One might be interested to see how many storms have hit different parts of the United States over time to see how dangerous an area is to these natural disasters in case one was planning construction or to move.

Objective

Make a summary plot of all storms that have hit the United States after 1950 and calculate which five states have experienced the most storms in that time.

Method

Libraries

The following packages and datasets must be loaded

library(sf)
library(tidyverse)
library(ggmap)
library(rnoaa)
library(spData)

knitr::opts_chunk$set(cache=TRUE) # cache the results for quick compiling

Data

Retrieve ‘world’ and ‘us_states’ data for country and state polygons from the spData package

data(world)
data(us_states)

Download the NOAA IBTrACS Storm data and read the shapefile data

storms <- read_sf("C:\\Users\\Catherine\\Desktop\\Winter 2021\\R Data Science\\Assignments\\08a\\08b_data\\08b_data\\IBTrACS.NA.list.v04r00.points.shp",  
                     quiet = T,  stringsAsFactors = FALSE)

Wrangle the data

Filter to storms 1950-present with filter()

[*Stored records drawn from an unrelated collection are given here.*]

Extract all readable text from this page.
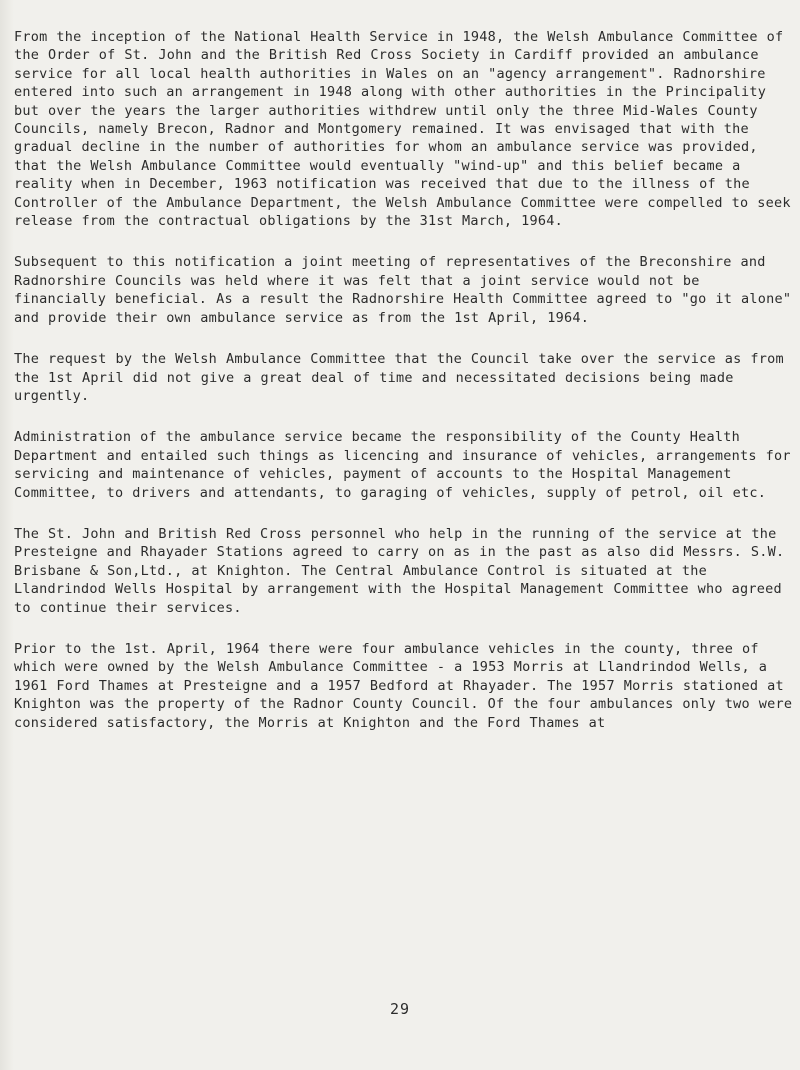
From the inception of the National Health Service in 1948, the Welsh Ambulance Committee of the Order of St. John and the British Red Cross Society in Cardiff provided an ambulance service for all local health authorities in Wales on an "agency arrangement". Radnorshire entered into such an arrangement in 1948 along with other authorities in the Principality but over the years the larger authorities withdrew until only the three Mid-Wales County Councils, namely Brecon, Radnor and Montgomery remained. It was envisaged that with the gradual decline in the number of authorities for whom an ambulance service was provided, that the Welsh Ambulance Committee would eventually "wind-up" and this belief became a reality when in December, 1963 notification was received that due to the illness of the Controller of the Ambulance Department, the Welsh Ambulance Committee were compelled to seek release from the contractual obligations by the 31st March, 1964.

Subsequent to this notification a joint meeting of representatives of the Breconshire and Radnorshire Councils was held where it was felt that a joint service would not be financially beneficial. As a result the Radnorshire Health Committee agreed to "go it alone" and provide their own ambulance service as from the 1st April, 1964.

The request by the Welsh Ambulance Committee that the Council take over the service as from the 1st April did not give a great deal of time and necessitated decisions being made urgently.

Administration of the ambulance service became the responsibility of the County Health Department and entailed such things as licencing and insurance of vehicles, arrangements for servicing and maintenance of vehicles, payment of accounts to the Hospital Management Committee, to drivers and attendants, to garaging of vehicles, supply of petrol, oil etc.

The St. John and British Red Cross personnel who help in the running of the service at the Presteigne and Rhayader Stations agreed to carry on as in the past as also did Messrs. S.W. Brisbane & Son,Ltd., at Knighton. The Central Ambulance Control is situated at the Llandrindod Wells Hospital by arrangement with the Hospital Management Committee who agreed to continue their services.

Prior to the 1st. April, 1964 there were four ambulance vehicles in the county, three of which were owned by the Welsh Ambulance Committee - a 1953 Morris at Llandrindod Wells, a 1961 Ford Thames at Presteigne and a 1957 Bedford at Rhayader. The 1957 Morris stationed at Knighton was the property of the Radnor County Council. Of the four ambulances only two were considered satisfactory, the Morris at Knighton and the Ford Thames at

29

storms <- filter(storms,SEASON>=1950)

Use mutate_if() to convert -9999.0 to NA in all numeric columns

storms <- mutate_if(storms, is.numeric, function(x) ifelse(x==-9999.0,NA,x))

Add a column for decade value

storms <- storms[-1,] %>% 
  filter(! BASIN %in% c("EP","NI")) %>%
  mutate(Year=as.numeric(SEASON)) %>% 
  mutate(decade=floor(Year/10)*10)

Use st_bbox() to identify the bounding box of the storm data and save as ‘region’

region <- st_bbox(storms)

Plotting

Make the plot

Use ggplot() to plot the world polygon layer

ggplot()+
  geom_sf(data=world,inherit.aes=F,size=.1,fill="grey",colour="black")+ # world polygon layer
  facet_wrap(~decade,ncol=4)+ # multiple plot panels for multiple decades
  stat_bin2d(data=storms,aes(y=st_coordinates(storms)[,2],x=st_coordinates(storms)[,1]),bins=100)+ # storm data
  scale_fill_distiller(palette="YlOrRd",trans="log",direction=-1,breaks=c(1,10,100,1000))+ # color ramp
  coord_sf(ylim=region[c(2,4)],xlim=region[c(1,3)]) # crop plot to region of storm data

Plot is displayed in Results section.

Calculations

Calculate table of the five states with most storms

Use st_transform to reproject ‘us_states’ to the coordinate reference system of ‘storms’

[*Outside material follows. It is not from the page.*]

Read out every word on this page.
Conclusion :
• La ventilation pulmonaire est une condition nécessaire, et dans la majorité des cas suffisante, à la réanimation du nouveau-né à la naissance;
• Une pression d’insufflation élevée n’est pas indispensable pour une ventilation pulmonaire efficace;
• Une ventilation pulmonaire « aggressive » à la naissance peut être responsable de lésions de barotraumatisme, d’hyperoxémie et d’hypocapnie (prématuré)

states <- st_transform(us_states, crs=st_crs(storms))

Rename the NAME column from ‘states’ to ‘StateName’ to avoid confusion with NAME column in ‘storms’

states <- rename(states,StateName=NAME)

Perform a spatial join between ‘storms’ and ‘states’

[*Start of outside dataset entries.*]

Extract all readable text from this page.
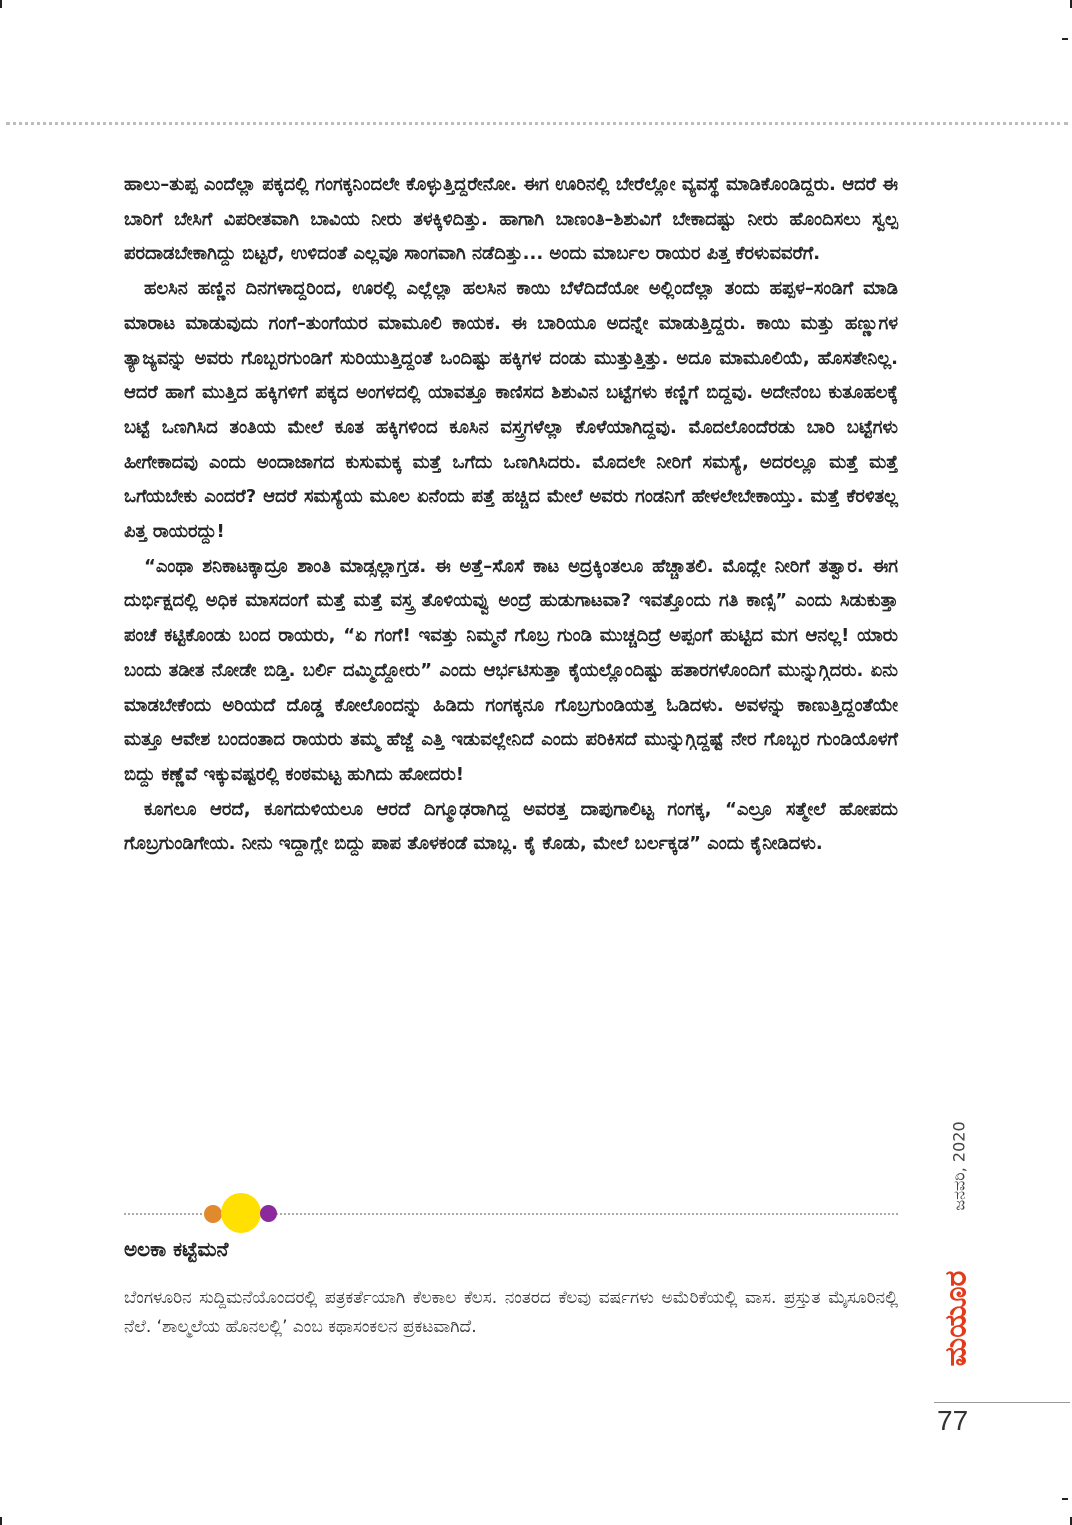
ಹಾಲು–ತುಪ್ಪ ಎಂದೆಲ್ಲಾ ಪಕ್ಕದಲ್ಲಿ ಗಂಗಕ್ಕನಿಂದಲೇ ಕೊಳ್ಳುತ್ತಿದ್ದರೇನೋ. ಈಗ ಊರಿನಲ್ಲಿ ಬೇರೆಲ್ಲೋ ವ್ಯವಸ್ಥೆ ಮಾಡಿಕೊಂಡಿದ್ದರು. ಆದರೆ ಈ ಬಾರಿಗೆ ಬೇಸಿಗೆ ವಿಪರೀತವಾಗಿ ಬಾವಿಯ ನೀರು ತಳಕ್ಕಿಳಿದಿತ್ತು. ಹಾಗಾಗಿ ಬಾಣಂತಿ–ಶಿಶುವಿಗೆ ಬೇಕಾದಷ್ಟು ನೀರು ಹೊಂದಿಸಲು ಸ್ವಲ್ಪ ಪರದಾಡಬೇಕಾಗಿದ್ದು ಬಿಟ್ಟರೆ, ಉಳಿದಂತೆ ಎಲ್ಲವೂ ಸಾಂಗವಾಗಿ ನಡೆದಿತ್ತು... ಅಂದು ಮಾರ್ಬಲ ರಾಯರ ಪಿತ್ತ ಕೆರಳುವವರೆಗೆ.

ಹಲಸಿನ ಹಣ್ಣಿನ ದಿನಗಳಾದ್ದರಿಂದ, ಊರಲ್ಲಿ ಎಲ್ಲೆಲ್ಲಾ ಹಲಸಿನ ಕಾಯಿ ಬೆಳೆದಿದೆಯೋ ಅಲ್ಲಿಂದೆಲ್ಲಾ ತಂದು ಹಪ್ಪಳ–ಸಂಡಿಗೆ ಮಾಡಿ ಮಾರಾಟ ಮಾಡುವುದು ಗಂಗೆ–ತುಂಗೆಯರ ಮಾಮೂಲಿ ಕಾಯಕ. ಈ ಬಾರಿಯೂ ಅದನ್ನೇ ಮಾಡುತ್ತಿದ್ದರು. ಕಾಯಿ ಮತ್ತು ಹಣ್ಣುಗಳ ತ್ಯಾಜ್ಯವನ್ನು ಅವರು ಗೊಬ್ಬರಗುಂಡಿಗೆ ಸುರಿಯುತ್ತಿದ್ದಂತೆ ಒಂದಿಷ್ಟು ಹಕ್ಕಿಗಳ ದಂಡು ಮುತ್ತುತ್ತಿತ್ತು. ಅದೂ ಮಾಮೂಲಿಯೆ, ಹೊಸತೇನಿಲ್ಲ. ಆದರೆ ಹಾಗೆ ಮುತ್ತಿದ ಹಕ್ಕಿಗಳಿಗೆ ಪಕ್ಕದ ಅಂಗಳದಲ್ಲಿ ಯಾವತ್ತೂ ಕಾಣಿಸದ ಶಿಶುವಿನ ಬಟ್ಟೆಗಳು ಕಣ್ಣಿಗೆ ಬಿದ್ದವು. ಅದೇನೆಂಬ ಕುತೂಹಲಕ್ಕೆ ಬಟ್ಟೆ ಒಣಗಿಸಿದ ತಂತಿಯ ಮೇಲೆ ಕೂತ ಹಕ್ಕಿಗಳಿಂದ ಕೂಸಿನ ವಸ್ತ್ರಗಳೆಲ್ಲಾ ಕೊಳೆಯಾಗಿದ್ದವು. ಮೊದಲೊಂದೆರಡು ಬಾರಿ ಬಟ್ಟೆಗಳು ಹೀಗೇಕಾದವು ಎಂದು ಅಂದಾಜಾಗದ ಕುಸುಮಕ್ಕ ಮತ್ತೆ ಒಗೆದು ಒಣಗಿಸಿದರು. ಮೊದಲೇ ನೀರಿಗೆ ಸಮಸ್ಯೆ, ಅದರಲ್ಲೂ ಮತ್ತೆ ಮತ್ತೆ ಒಗೆಯಬೇಕು ಎಂದರೆ? ಆದರೆ ಸಮಸ್ಯೆಯ ಮೂಲ ಏನೆಂದು ಪತ್ತೆ ಹಚ್ಚಿದ ಮೇಲೆ ಅವರು ಗಂಡನಿಗೆ ಹೇಳಲೇಬೇಕಾಯ್ತು. ಮತ್ತೆ ಕೆರಳಿತಲ್ಲ ಪಿತ್ತ ರಾಯರದ್ದು!

“ಎಂಥಾ ಶನಿಕಾಟಕ್ಕಾದ್ರೂ ಶಾಂತಿ ಮಾಡ್ಸಲ್ಲಾಗ್ತಡ. ಈ ಅತ್ತೆ–ಸೊಸೆ ಕಾಟ ಅದ್ರಕ್ಕಿಂತಲೂ ಹೆಚ್ಚಾತಲಿ. ಮೊದ್ಲೇ ನೀರಿಗೆ ತತ್ವಾರ. ಈಗ ದುರ್ಭಿಕ್ಷದಲ್ಲಿ ಅಧಿಕ ಮಾಸದಂಗೆ ಮತ್ತೆ ಮತ್ತೆ ವಸ್ತ್ರ ತೊಳಿಯವ್ವು ಅಂದ್ರೆ ಹುಡುಗಾಟವಾ? ಇವತ್ತೊಂದು ಗತಿ ಕಾಣ್ಸಿ” ಎಂದು ಸಿಡುಕುತ್ತಾ ಪಂಚೆ ಕಟ್ಟಿಕೊಂಡು ಬಂದ ರಾಯರು, “ಏ ಗಂಗೆ! ಇವತ್ತು ನಿಮ್ಮನೆ ಗೊಬ್ರ ಗುಂಡಿ ಮುಚ್ಚದಿದ್ರೆ ಅಪ್ಪಂಗೆ ಹುಟ್ಟಿದ ಮಗ ಆನಲ್ಲ! ಯಾರು ಬಂದು ತಡೀತ ನೋಡೇ ಬಿಡ್ತಿ. ಬರ್ಲಿ ದಮ್ಮಿದ್ದೋರು” ಎಂದು ಆರ್ಭಟಿಸುತ್ತಾ ಕೈಯಲ್ಲೊಂದಿಷ್ಟು ಹತಾರಗಳೊಂದಿಗೆ ಮುನ್ನುಗ್ಗಿದರು. ಏನು ಮಾಡಬೇಕೆಂದು ಅರಿಯದೆ ದೊಡ್ಡ ಕೋಲೊಂದನ್ನು ಹಿಡಿದು ಗಂಗಕ್ಕನೂ ಗೊಬ್ರಗುಂಡಿಯತ್ತ ಓಡಿದಳು. ಅವಳನ್ನು ಕಾಣುತ್ತಿದ್ದಂತೆಯೇ ಮತ್ತೂ ಆವೇಶ ಬಂದಂತಾದ ರಾಯರು ತಮ್ಮ ಹೆಜ್ಜೆ ಎತ್ತಿ ಇಡುವಲ್ಲೇನಿದೆ ಎಂದು ಪರಿಕಿಸದೆ ಮುನ್ನುಗ್ಗಿದ್ದಷ್ಟೆ ನೇರ ಗೊಬ್ಬರ ಗುಂಡಿಯೊಳಗೆ ಬಿದ್ದು ಕಣ್ಣೆವೆ ಇಕ್ಕುವಷ್ಟರಲ್ಲಿ ಕಂಠಮಟ್ಟ ಹುಗಿದು ಹೋದರು!

ಕೂಗಲೂ ಆರದೆ, ಕೂಗದುಳಿಯಲೂ ಆರದೆ ದಿಗ್ಮೂಢರಾಗಿದ್ದ ಅವರತ್ತ ದಾಪುಗಾಲಿಟ್ಟ ಗಂಗಕ್ಕ, “ಎಲ್ರೂ ಸತ್ಮೇಲೆ ಹೋಪದು ಗೊಬ್ರಗುಂಡಿಗೇಯ. ನೀನು ಇದ್ದಾಗ್ಲೇ ಬಿದ್ದು ಪಾಪ ತೊಳಕಂಡೆ ಮಾಬ್ಲ. ಕೈ ಕೊಡು, ಮೇಲೆ ಬರ್ಲಕ್ಕಡ” ಎಂದು ಕೈನೀಡಿದಳು.

ಅಲಕಾ ಕಟ್ಟೆಮನೆ
ಬೆಂಗಳೂರಿನ ಸುದ್ದಿಮನೆಯೊಂದರಲ್ಲಿ ಪತ್ರಕರ್ತೆಯಾಗಿ ಕೆಲಕಾಲ ಕೆಲಸ. ನಂತರದ ಕೆಲವು ವರ್ಷಗಳು ಅಮೆರಿಕೆಯಲ್ಲಿ ವಾಸ. ಪ್ರಸ್ತುತ ಮೈಸೂರಿನಲ್ಲಿ ನೆಲೆ. ‘ಶಾಲ್ಮಲೆಯ ಹೊನಲಲ್ಲಿ’ ಎಂಬ ಕಥಾಸಂಕಲನ ಪ್ರಕಟವಾಗಿದೆ.
ಜನವರಿ, 2020
ಮಯೂರ
77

storm_states <- st_join(storms,states,join=st_intersects,left=F) 
## although coordinates are longitude/latitude, st_intersects assumes that they are planar
## although coordinates are longitude/latitude, st_intersects assumes that they are planar

Find the top 5 states where most storms occurred

storm_states <- group_by(storm_states,StateName) %>% # Group by StateName
  mutate(n=length(unique(SID))) %>% slice_head(n=1) # count how many unique storms occurred in each state and remove duplicate occurrences of each state

storm_states <- storm_states[order(-storm_states$n),] # sort by the number of storms in each state

storm_states = storm_states[c(1:5),c("StateName","n")] # keep only the top 5 states

Produce table of 5 state names and the number of storms with kable() (shown in Result section)

knitr::kable(storm_states,col.names=c("Top Five States","Number of Storms 1950-present","Location"))

Result

Top Five States Number of Storms 1950-present Location
Florida 131 POINT (-82.6 28.4)
North Carolina 84 POINT (-80.6 35.4)
Texas 69 POINT (-99 26.6)
Georgia 68 POINT (-82.34 30.71)
Louisiana 63 POINT (-92.8 29.7)

Conclusion

The historical storm data has been plotted above and the top 5 states where the most storms occurred are shown in the table.